Timeline & Milestones
| Year | Milestone |
|---|---|
| 2025 Q4 | Final‑step regulatory approvals (ADNOC, UAE Ministry of Energy). |
| 2026 Q2 | Signing of the Joint Development Agreement (JDA); first payment of US $2.5 bn. |
| 2026 Q4 | Commencement of front‑end engineering design (FEED) for Hail. |
| 2027 Q3 | Start of offshore drilling for Gasha first development well. |
| 2028 Q1 | Installation of Hail subsea pipelines. |
| 2029 Q4 | First gas production from Hail field (target 3 bcm/yr). |
| 2032 Q4 | Full commercial operation of both fields,delivering 9‑10 bcm/yr combined. |
Regulatory & Market Context
- UAE Energy Strategy 2030: Targets 30 % of electricity from gas, reinforcing the need for domestic production.
- Global gas outlook: International Energy Agency (IEA) forecasts steady demand growth of 1.2 % per year through 2035, supporting long‑term pricing.
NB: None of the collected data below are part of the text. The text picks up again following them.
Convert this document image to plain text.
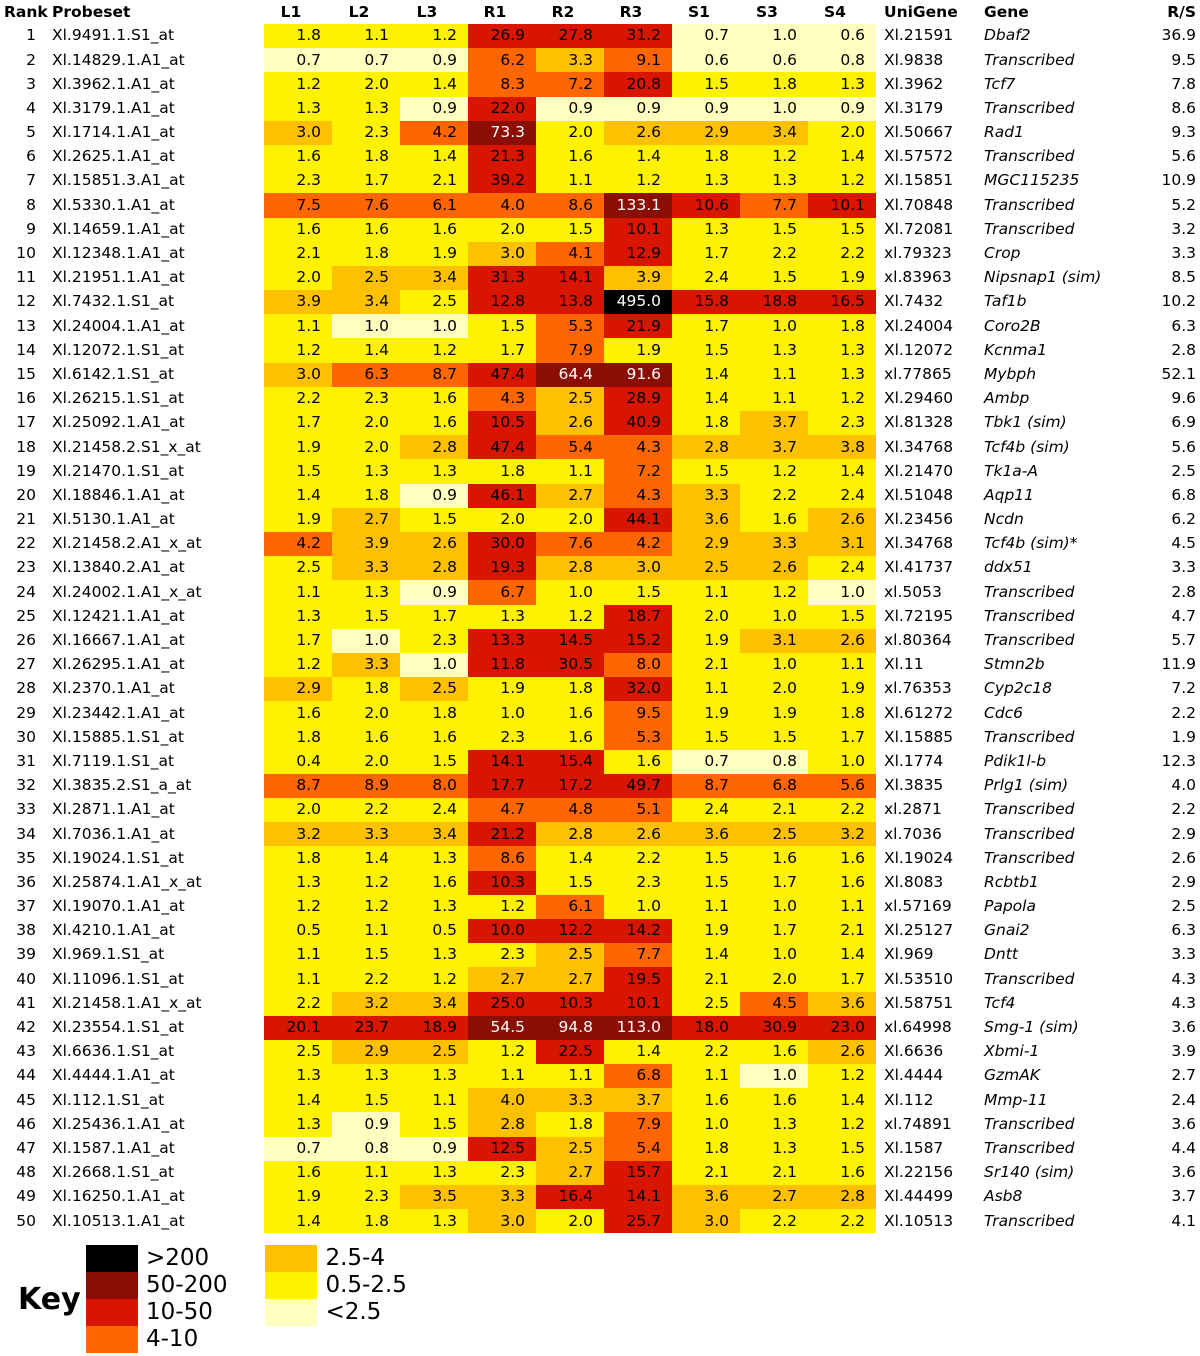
Rank Probeset	L1	L2	L3	R1	R2	R3	S1	S3	S4	UniGene	Gene	R/S
1	Xl.9491.1.S1_at	1.8	1.1	1.2	26.9	27.8	31.2	0.7	1.0	0.6	Xl.21591	Dbaf2	36.9
2	Xl.14829.1.A1_at	0.7	0.7	0.9	6.2	3.3	9.1	0.6	0.6	0.8	Xl.9838	Transcribed	9.5
3	Xl.3962.1.A1_at	1.2	2.0	1.4	8.3	7.2	20.8	1.5	1.8	1.3	Xl.3962	Tcf7	7.8
4	Xl.3179.1.A1_at	1.3	1.3	0.9	22.0	0.9	0.9	0.9	1.0	0.9	Xl.3179	Transcribed	8.6
5	Xl.1714.1.A1_at	3.0	2.3	4.2	73.3	2.0	2.6	2.9	3.4	2.0	Xl.50667	Rad1	9.3
6	Xl.2625.1.A1_at	1.6	1.8	1.4	21.3	1.6	1.4	1.8	1.2	1.4	Xl.57572	Transcribed	5.6
7	Xl.15851.3.A1_at	2.3	1.7	2.1	39.2	1.1	1.2	1.3	1.3	1.2	Xl.15851	MGC115235	10.9
8	Xl.5330.1.A1_at	7.5	7.6	6.1	4.0	8.6	133.1	10.6	7.7	10.1	Xl.70848	Transcribed	5.2
9	Xl.14659.1.A1_at	1.6	1.6	1.6	2.0	1.5	10.1	1.3	1.5	1.5	Xl.72081	Transcribed	3.2
10	Xl.12348.1.A1_at	2.1	1.8	1.9	3.0	4.1	12.9	1.7	2.2	2.2	xl.79323	Crop	3.3
11	Xl.21951.1.A1_at	2.0	2.5	3.4	31.3	14.1	3.9	2.4	1.5	1.9	xl.83963	Nipsnap1 (sim)	8.5
12	Xl.7432.1.S1_at	3.9	3.4	2.5	12.8	13.8	495.0	15.8	18.8	16.5	Xl.7432	Taf1b	10.2
13	Xl.24004.1.A1_at	1.1	1.0	1.0	1.5	5.3	21.9	1.7	1.0	1.8	Xl.24004	Coro2B	6.3
14	Xl.12072.1.S1_at	1.2	1.4	1.2	1.7	7.9	1.9	1.5	1.3	1.3	Xl.12072	Kcnma1	2.8
15	Xl.6142.1.S1_at	3.0	6.3	8.7	47.4	64.4	91.6	1.4	1.1	1.3	xl.77865	Mybph	52.1
16	Xl.26215.1.S1_at	2.2	2.3	1.6	4.3	2.5	28.9	1.4	1.1	1.2	Xl.29460	Ambp	9.6
17	Xl.25092.1.A1_at	1.7	2.0	1.6	10.5	2.6	40.9	1.8	3.7	2.3	Xl.81328	Tbk1 (sim)	6.9
18	Xl.21458.2.S1_x_at	1.9	2.0	2.8	47.4	5.4	4.3	2.8	3.7	3.8	Xl.34768	Tcf4b (sim)	5.6
19	Xl.21470.1.S1_at	1.5	1.3	1.3	1.8	1.1	7.2	1.5	1.2	1.4	Xl.21470	Tk1a-A	2.5
20	Xl.18846.1.A1_at	1.4	1.8	0.9	46.1	2.7	4.3	3.3	2.2	2.4	Xl.51048	Aqp11	6.8
21	Xl.5130.1.A1_at	1.9	2.7	1.5	2.0	2.0	44.1	3.6	1.6	2.6	Xl.23456	Ncdn	6.2
22	Xl.21458.2.A1_x_at	4.2	3.9	2.6	30.0	7.6	4.2	2.9	3.3	3.1	Xl.34768	Tcf4b (sim)*	4.5
23	Xl.13840.2.A1_at	2.5	3.3	2.8	19.3	2.8	3.0	2.5	2.6	2.4	Xl.41737	ddx51	3.3
24	Xl.24002.1.A1_x_at	1.1	1.3	0.9	6.7	1.0	1.5	1.1	1.2	1.0	xl.5053	Transcribed	2.8
25	Xl.12421.1.A1_at	1.3	1.5	1.7	1.3	1.2	18.7	2.0	1.0	1.5	Xl.72195	Transcribed	4.7
26	Xl.16667.1.A1_at	1.7	1.0	2.3	13.3	14.5	15.2	1.9	3.1	2.6	xl.80364	Transcribed	5.7
27	Xl.26295.1.A1_at	1.2	3.3	1.0	11.8	30.5	8.0	2.1	1.0	1.1	Xl.11	Stmn2b	11.9
28	Xl.2370.1.A1_at	2.9	1.8	2.5	1.9	1.8	32.0	1.1	2.0	1.9	xl.76353	Cyp2c18	7.2
29	Xl.23442.1.A1_at	1.6	2.0	1.8	1.0	1.6	9.5	1.9	1.9	1.8	Xl.61272	Cdc6	2.2
30	Xl.15885.1.S1_at	1.8	1.6	1.6	2.3	1.6	5.3	1.5	1.5	1.7	Xl.15885	Transcribed	1.9
31	Xl.7119.1.S1_at	0.4	2.0	1.5	14.1	15.4	1.6	0.7	0.8	1.0	Xl.1774	Pdik1l-b	12.3
32	Xl.3835.2.S1_a_at	8.7	8.9	8.0	17.7	17.2	49.7	8.7	6.8	5.6	Xl.3835	Prlg1 (sim)	4.0
33	Xl.2871.1.A1_at	2.0	2.2	2.4	4.7	4.8	5.1	2.4	2.1	2.2	xl.2871	Transcribed	2.2
34	Xl.7036.1.A1_at	3.2	3.3	3.4	21.2	2.8	2.6	3.6	2.5	3.2	xl.7036	Transcribed	2.9
35	Xl.19024.1.S1_at	1.8	1.4	1.3	8.6	1.4	2.2	1.5	1.6	1.6	Xl.19024	Transcribed	2.6
36	Xl.25874.1.A1_x_at	1.3	1.2	1.6	10.3	1.5	2.3	1.5	1.7	1.6	Xl.8083	Rcbtb1	2.9
37	Xl.19070.1.A1_at	1.2	1.2	1.3	1.2	6.1	1.0	1.1	1.0	1.1	xl.57169	Papola	2.5
38	Xl.4210.1.A1_at	0.5	1.1	0.5	10.0	12.2	14.2	1.9	1.7	2.1	Xl.25127	Gnai2	6.3
39	Xl.969.1.S1_at	1.1	1.5	1.3	2.3	2.5	7.7	1.4	1.0	1.4	Xl.969	Dntt	3.3
40	Xl.11096.1.S1_at	1.1	2.2	1.2	2.7	2.7	19.5	2.1	2.0	1.7	Xl.53510	Transcribed	4.3
41	Xl.21458.1.A1_x_at	2.2	3.2	3.4	25.0	10.3	10.1	2.5	4.5	3.6	Xl.58751	Tcf4	4.3
42	Xl.23554.1.S1_at	20.1	23.7	18.9	54.5	94.8	113.0	18.0	30.9	23.0	xl.64998	Smg-1 (sim)	3.6
43	Xl.6636.1.S1_at	2.5	2.9	2.5	1.2	22.5	1.4	2.2	1.6	2.6	Xl.6636	Xbmi-1	3.9
44	Xl.4444.1.A1_at	1.3	1.3	1.3	1.1	1.1	6.8	1.1	1.0	1.2	Xl.4444	GzmAK	2.7
45	Xl.112.1.S1_at	1.4	1.5	1.1	4.0	3.3	3.7	1.6	1.6	1.4	Xl.112	Mmp-11	2.4
46	Xl.25436.1.A1_at	1.3	0.9	1.5	2.8	1.8	7.9	1.0	1.3	1.2	xl.74891	Transcribed	3.6
47	Xl.1587.1.A1_at	0.7	0.8	0.9	12.5	2.5	5.4	1.8	1.3	1.5	Xl.1587	Transcribed	4.4
48	Xl.2668.1.S1_at	1.6	1.1	1.3	2.3	2.7	15.7	2.1	2.1	1.6	Xl.22156	Sr140 (sim)	3.6
49	Xl.16250.1.A1_at	1.9	2.3	3.5	3.3	16.4	14.1	3.6	2.7	2.8	Xl.44499	Asb8	3.7
50	Xl.10513.1.A1_at	1.4	1.8	1.3	3.0	2.0	25.7	3.0	2.2	2.2	Xl.10513	Transcribed	4.1
Key
>200
50-200
10-50
4-10
2.5-4
0.5-2.5
<2.5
- Lukoil’s exit: Prompted by geopolitical risk reshuffling; ADNOC’s swift re‑allocation to Eni/PTTEP maintains project momentum and investor confidence.
Risk management & Mitigation
- Geopolitical risk: Multi‑partner structure spreads exposure; contracts include force‑majeure clauses aligned with UAE law.
- Technical risk: adoption of proven subsea completion systems from the North Sea reduces uncertainty.
- Price volatility: Off‑take agreements linked to a 3‑year average of Henry Hub spot price, capped at a 10 % swing.
Practical Tips for Investors & Industry Stakeholders
- Monitor quarterly ADNOC reports for production updates—early indicators of cash‑flow health.
- Track Eni and PTTEP earnings calls for forward‑looking guidance on offshore gas spend and capital allocation.
- Assess ESG scores: the partnership’s alignment with low‑carbon gas projects can boost sustainability ratings.
- Watch for downstream integration: Potential feedstock contracts for ADNOC’s expanding LNG and GTL plants could unlock additional upside.
Comparable Case Study: ADNOC‑TotalEnergies “Zuluf Phase II”
- Deal size: US $6.5 bn joint venture, established 2022.
- Outcome: Delivered 4 bcm/yr of gas by 2025, underpinning Abu Dhabi’s power grid and creating a pipeline to the Al Maqta gas processing plant.
- Lesson: early‑stage capital commitment paired with a clear off‑take strategy accelerates cash‑flow generation—an approach mirrored in the Hail‑Gasha partnership.
All figures are based on publicly disclosed contracts, ADNOC press releases (April 2025) and partner financial statements (Q3 2025).